The food landscape in this country is ever changing. And USDA is involved in managing those changes as related to many areas of food processing and food distribution. From the inspection of domestic product, imports, and exports; conducting risk assessments; and educating the public about the importance of food safety, USDA is there.
USDA's Food Safety and Inspection Service (FSIS) ensures that our nation's meat, poultry and processed egg supply is wholesome, safe and properly labeled. Through prevention-based policies and practices USDA is meeting the foodborne challenges of the 21st century head on and using science to craft the best ways forward.
Protecting Public Health and Preventing Foodborne Illness
USDA continues to protect consumers from the dangers of E. coli contamination by adopting of a zero tolerance policy for six additional strains [E. coli O26, O45, O103, O111, O121, and O145] of the pathogen in raw beef products. Prohibiting them just like to E. coli O157:H7. Enforcement to detect these dangerous pathogens and prevent them from reaching consumers began in March 2012.
USDA expects to prevent as many as 25,000 foodborne illnesses annually thanks to tougher standards set for Salmonella and new standards for Campylobacter which will reduce the occurrence of these pathogens in poultry.
Implementation of a "test and hold" policy in December 2012 prevents the recall of unsafe foods. Facilities are now required to hold product until microbiological testing can determine it is safe to release meat, poultry and egg products into commerce. This policy will significantly reduce consumer exposure to unsafe meat products. The measure would have prevented 44 recalls of unsafe foods between 2007 and 2009.
USDA continues to enhance the Public Health Information System, a modernized, comprehensive database that allows the agency to identify public health trends and food safety violations more effectively at the nearly 6,200 plants where the Food Safety and Inspection Service ensures the wholesomeness of the products produced.
USDA began testing additional components of ground beef, including bench trim, and issued new instructions to employees asking that they verify that plants follow sanitary practices in processing beef carcasses. And we issued consolidated, more effective field instructions on how to inspect for E. coli O157:H7 contamination.
The Hotline responded to over 80,000 inquiries (calls, webmail and chats) in fiscal year 2013. Ask Karen views totaled more than 2.35 million. In that time, USDA Food Safety Discovery Zone outreach events in the national capital region exposed approximately 619,539 consumers to food safety messages.
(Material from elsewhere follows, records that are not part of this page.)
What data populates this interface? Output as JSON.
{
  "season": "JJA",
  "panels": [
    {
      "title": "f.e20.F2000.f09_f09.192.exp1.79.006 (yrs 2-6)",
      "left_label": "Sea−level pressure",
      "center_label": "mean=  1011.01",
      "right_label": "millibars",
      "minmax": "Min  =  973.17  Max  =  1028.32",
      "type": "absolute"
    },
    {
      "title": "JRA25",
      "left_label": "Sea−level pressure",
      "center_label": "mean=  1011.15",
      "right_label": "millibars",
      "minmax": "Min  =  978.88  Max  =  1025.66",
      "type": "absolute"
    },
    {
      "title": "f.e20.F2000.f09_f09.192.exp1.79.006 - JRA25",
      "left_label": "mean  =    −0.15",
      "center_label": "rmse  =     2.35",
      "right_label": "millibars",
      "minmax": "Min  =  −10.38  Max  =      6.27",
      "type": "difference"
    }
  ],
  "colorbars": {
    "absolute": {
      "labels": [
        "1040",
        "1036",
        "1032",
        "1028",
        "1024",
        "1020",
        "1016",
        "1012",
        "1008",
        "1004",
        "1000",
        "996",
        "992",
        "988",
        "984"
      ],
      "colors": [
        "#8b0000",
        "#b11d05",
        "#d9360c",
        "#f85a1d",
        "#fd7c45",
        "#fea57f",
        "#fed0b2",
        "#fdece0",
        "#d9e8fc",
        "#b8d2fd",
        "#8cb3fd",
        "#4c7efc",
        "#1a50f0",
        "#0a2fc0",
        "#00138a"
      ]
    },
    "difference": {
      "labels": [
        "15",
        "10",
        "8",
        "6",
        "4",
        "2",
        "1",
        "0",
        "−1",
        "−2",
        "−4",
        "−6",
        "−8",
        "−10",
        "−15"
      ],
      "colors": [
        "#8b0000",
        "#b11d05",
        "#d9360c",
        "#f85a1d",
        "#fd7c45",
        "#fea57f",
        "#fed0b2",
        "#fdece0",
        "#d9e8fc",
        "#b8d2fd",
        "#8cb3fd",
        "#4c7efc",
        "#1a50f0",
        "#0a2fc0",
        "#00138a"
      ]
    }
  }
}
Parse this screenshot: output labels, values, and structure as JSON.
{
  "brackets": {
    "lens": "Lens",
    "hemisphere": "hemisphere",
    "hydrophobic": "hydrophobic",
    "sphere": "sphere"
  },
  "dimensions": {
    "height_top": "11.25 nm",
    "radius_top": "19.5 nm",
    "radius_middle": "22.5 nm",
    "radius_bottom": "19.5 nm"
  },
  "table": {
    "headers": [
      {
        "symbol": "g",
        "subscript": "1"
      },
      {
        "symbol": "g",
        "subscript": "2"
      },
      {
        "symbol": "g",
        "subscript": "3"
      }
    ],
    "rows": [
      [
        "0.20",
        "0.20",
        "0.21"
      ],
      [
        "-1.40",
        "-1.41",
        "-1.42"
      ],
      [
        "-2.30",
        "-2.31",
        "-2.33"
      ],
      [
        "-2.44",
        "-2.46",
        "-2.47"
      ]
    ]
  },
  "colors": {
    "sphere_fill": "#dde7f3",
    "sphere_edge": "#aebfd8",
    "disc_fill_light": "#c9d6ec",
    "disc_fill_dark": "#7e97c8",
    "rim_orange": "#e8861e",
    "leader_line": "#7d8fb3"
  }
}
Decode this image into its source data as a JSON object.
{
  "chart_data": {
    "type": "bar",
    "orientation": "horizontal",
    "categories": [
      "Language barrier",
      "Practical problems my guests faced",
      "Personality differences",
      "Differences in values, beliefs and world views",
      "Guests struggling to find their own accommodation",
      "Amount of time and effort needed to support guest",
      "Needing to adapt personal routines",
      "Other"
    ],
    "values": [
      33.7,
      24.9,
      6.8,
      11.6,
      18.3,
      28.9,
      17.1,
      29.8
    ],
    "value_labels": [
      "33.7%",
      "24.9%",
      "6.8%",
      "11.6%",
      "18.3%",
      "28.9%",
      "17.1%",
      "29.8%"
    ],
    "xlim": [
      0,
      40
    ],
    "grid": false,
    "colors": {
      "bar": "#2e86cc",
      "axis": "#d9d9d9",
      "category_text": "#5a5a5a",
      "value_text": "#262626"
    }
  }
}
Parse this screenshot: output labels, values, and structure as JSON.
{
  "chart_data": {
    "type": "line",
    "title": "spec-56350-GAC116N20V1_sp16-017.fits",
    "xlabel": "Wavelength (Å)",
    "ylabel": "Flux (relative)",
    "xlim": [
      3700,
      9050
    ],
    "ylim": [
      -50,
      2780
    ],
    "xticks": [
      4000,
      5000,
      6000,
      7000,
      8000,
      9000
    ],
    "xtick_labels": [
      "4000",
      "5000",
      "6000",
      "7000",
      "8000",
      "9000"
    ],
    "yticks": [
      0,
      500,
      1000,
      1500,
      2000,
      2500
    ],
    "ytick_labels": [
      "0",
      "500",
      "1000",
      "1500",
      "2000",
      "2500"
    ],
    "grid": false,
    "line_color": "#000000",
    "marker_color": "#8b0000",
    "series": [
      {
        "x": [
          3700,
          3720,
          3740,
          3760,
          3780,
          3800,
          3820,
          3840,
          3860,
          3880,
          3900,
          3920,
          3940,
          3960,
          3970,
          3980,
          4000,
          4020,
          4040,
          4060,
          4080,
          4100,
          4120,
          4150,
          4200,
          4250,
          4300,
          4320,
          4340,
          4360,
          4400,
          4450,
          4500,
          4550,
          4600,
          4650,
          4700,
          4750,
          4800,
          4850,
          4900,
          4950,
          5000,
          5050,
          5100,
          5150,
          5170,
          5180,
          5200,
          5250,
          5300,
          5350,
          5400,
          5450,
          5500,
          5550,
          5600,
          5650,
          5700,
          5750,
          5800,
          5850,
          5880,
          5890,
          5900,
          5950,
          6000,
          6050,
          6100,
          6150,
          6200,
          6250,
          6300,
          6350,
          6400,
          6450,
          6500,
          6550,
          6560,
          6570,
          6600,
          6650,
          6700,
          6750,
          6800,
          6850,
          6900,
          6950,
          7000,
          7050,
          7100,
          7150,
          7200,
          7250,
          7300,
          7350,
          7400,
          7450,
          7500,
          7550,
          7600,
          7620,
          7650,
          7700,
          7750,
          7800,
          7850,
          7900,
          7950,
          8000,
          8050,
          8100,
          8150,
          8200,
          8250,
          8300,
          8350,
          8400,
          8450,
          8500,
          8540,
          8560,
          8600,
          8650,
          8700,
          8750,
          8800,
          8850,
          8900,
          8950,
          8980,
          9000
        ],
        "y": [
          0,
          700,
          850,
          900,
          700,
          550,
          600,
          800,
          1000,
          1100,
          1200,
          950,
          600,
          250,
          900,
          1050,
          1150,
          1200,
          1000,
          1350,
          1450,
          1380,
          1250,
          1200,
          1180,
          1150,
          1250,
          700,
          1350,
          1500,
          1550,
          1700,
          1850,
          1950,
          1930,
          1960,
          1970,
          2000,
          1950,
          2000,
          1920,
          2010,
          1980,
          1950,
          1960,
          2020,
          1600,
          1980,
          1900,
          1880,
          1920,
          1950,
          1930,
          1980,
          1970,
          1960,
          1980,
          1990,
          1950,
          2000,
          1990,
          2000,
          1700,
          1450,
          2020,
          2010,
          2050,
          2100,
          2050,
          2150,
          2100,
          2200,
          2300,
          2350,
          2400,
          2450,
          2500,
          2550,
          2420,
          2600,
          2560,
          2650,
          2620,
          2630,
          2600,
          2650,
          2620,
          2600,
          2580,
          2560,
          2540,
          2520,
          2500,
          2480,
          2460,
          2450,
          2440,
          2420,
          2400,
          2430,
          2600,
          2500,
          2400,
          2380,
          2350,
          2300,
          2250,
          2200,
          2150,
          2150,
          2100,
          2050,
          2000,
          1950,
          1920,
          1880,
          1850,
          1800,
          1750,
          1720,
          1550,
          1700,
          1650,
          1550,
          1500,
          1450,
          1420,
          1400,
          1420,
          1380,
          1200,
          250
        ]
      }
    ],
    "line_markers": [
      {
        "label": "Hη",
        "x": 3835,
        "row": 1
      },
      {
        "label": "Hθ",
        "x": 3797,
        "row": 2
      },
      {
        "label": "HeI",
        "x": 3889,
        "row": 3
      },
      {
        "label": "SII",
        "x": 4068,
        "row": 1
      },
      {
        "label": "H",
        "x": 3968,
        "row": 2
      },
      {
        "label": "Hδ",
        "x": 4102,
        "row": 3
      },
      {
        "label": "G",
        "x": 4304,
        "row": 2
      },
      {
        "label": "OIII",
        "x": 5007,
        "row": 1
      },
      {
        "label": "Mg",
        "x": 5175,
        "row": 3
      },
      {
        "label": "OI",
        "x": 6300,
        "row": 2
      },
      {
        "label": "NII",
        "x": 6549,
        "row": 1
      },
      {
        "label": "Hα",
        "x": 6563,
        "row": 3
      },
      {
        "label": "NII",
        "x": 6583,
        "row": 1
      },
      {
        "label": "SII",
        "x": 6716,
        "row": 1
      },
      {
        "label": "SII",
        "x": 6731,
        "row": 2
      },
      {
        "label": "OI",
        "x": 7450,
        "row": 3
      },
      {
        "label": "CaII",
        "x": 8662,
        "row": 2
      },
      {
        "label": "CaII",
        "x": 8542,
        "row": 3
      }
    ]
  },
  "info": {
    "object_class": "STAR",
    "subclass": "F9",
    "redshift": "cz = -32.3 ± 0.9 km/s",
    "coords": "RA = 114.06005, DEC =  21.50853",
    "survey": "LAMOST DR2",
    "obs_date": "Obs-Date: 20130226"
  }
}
To further engage consumers about the importance of food safety at home, USDA teamed with the Ad Council to develop the Food Safe Families campaign, a national, multi-media food safety public education campaign to prevent cross-contamination and to ensure proper cooking and chilling. The campaign is developed in English and Spanish. The campaign motivates consumers to take four simple steps--clean, separate, cook and chill--to protect themselves and their families from foodborne illness. Food Safe Families is entering its fourth year and has been seen or heard by more than 1 billion since its June 2011 launch.
Additionally, USDA is requiring clearer product labels so consumers will know whether products they purchase contain added solutions that might not be apparent. USDA also recently began requiring nutrition labels on single-ingredient raw meat and poultry products to provide more information to consumers.
Investing in Innovative Technology, Processes and Tools to Protect Public Health
At USDA, prevention is the anchor, and science is the basis of every food safety decision made. Our scientists in FSIS, Agriculture Research Service (ARS), and in other agencies inform our approach to food safety. Science, data and research are primary tools we use to protect public health.
USDA conducts and funds food safety research to generate real-world results for both government and the private sector. The department is particularly proud of recent work that patented new technology that protects pasteurized liquid eggs, examined the safety of beef trim imports and efforts that led to the publication of the first draft genomes of six dangerous non-O157 strains of E. coli.
Last year, USDA invested more than $70 million into food safety research, education and extension projects that will help build a modern public health system that meets the evolving needs of the farm-to-fork system.